Die chinesische Regierung hat erklärt, dass sie keinen china-kritischen Verwaltungschef in der sogenannten Sonderverwaltungszone Hongkong akzeptieren werde. Der Hongkonger Regierungschef soll zwar 2017 erstmals direkt vom Volk gewählt werden. Peking will aber maximal drei Kandidaten von chinatreuen Wahlmännern vorbestimmen lassen. Vertreter der Opposition haben damit de facto keine Chance.

Von Markus Rimmele | 06.09.2014
    Noch einmal bäumten sie sich auf, die Demokratieaktivisten, gleich nach der Entscheidung des Nationalen Volkskongresses am vergangenen Sonntag. Das Zeitalter des zivilen Ungehorsams habe begonnen, skandierten sie. Ein paar Tausend Leute. Seither ist es aber recht still geworden in Hongkong. Die Demokraten haben die Enttäuschung noch nicht verwunden. Demonstriert hatten sie: Am 1. Juli zu Hunderttausenden.
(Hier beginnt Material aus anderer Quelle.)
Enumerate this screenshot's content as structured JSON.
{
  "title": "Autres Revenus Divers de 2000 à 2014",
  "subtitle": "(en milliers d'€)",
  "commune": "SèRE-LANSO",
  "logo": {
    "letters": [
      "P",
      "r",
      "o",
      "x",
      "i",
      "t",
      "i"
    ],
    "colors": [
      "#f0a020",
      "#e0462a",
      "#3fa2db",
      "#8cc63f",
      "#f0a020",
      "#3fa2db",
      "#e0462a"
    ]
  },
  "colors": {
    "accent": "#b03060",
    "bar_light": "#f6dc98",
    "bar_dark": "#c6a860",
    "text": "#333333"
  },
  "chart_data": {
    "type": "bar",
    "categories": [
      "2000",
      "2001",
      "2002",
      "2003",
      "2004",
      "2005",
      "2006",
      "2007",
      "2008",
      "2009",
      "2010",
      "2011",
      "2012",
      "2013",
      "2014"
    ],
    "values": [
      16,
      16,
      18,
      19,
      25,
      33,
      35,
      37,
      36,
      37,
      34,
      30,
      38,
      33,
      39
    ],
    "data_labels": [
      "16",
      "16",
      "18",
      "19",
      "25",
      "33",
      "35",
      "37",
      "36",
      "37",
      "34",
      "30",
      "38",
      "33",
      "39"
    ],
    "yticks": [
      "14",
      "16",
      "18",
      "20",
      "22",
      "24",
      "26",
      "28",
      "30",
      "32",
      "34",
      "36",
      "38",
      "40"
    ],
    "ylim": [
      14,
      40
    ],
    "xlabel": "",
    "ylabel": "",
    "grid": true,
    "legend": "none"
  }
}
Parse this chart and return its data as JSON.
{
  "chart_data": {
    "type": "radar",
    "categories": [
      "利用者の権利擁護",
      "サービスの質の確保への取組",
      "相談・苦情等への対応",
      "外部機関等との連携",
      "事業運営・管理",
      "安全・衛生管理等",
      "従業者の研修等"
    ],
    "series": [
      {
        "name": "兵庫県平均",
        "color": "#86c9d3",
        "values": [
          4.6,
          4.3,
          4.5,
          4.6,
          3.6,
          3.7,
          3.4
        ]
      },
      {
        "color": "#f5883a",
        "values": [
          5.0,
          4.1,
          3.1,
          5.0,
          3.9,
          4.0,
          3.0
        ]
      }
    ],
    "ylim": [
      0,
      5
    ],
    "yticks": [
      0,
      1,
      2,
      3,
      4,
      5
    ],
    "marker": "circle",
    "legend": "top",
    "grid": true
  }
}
Mobilisiert hatten sie: mit einem inoffiziellen Demokratie-Referendum. Und gedroht hatten sie: Die Bewegung Occupy Central wollte mit Tausenden Demonstranten Central, das Finanzviertel der Stadt, lahmlegen, sollte Peking echte demokratische Reformen verweigern. Doch jetzt schlagen die Aktivisten leisere Töne an. Man sei fürs Erste gescheitert, gibt der Gründer von Occupy Central, der Juraprofessor Benny Tai zu.
    "Das Hauptziel unserer Bewegung ist jetzt nicht mehr, Peking zum Nachgeben zu bringen. Jetzt geht es mehr darum, die Hongkonger wachzurütteln, dass sie sich einer solchen Entscheidung mit einem solch ungerechten System widersetzen sollten."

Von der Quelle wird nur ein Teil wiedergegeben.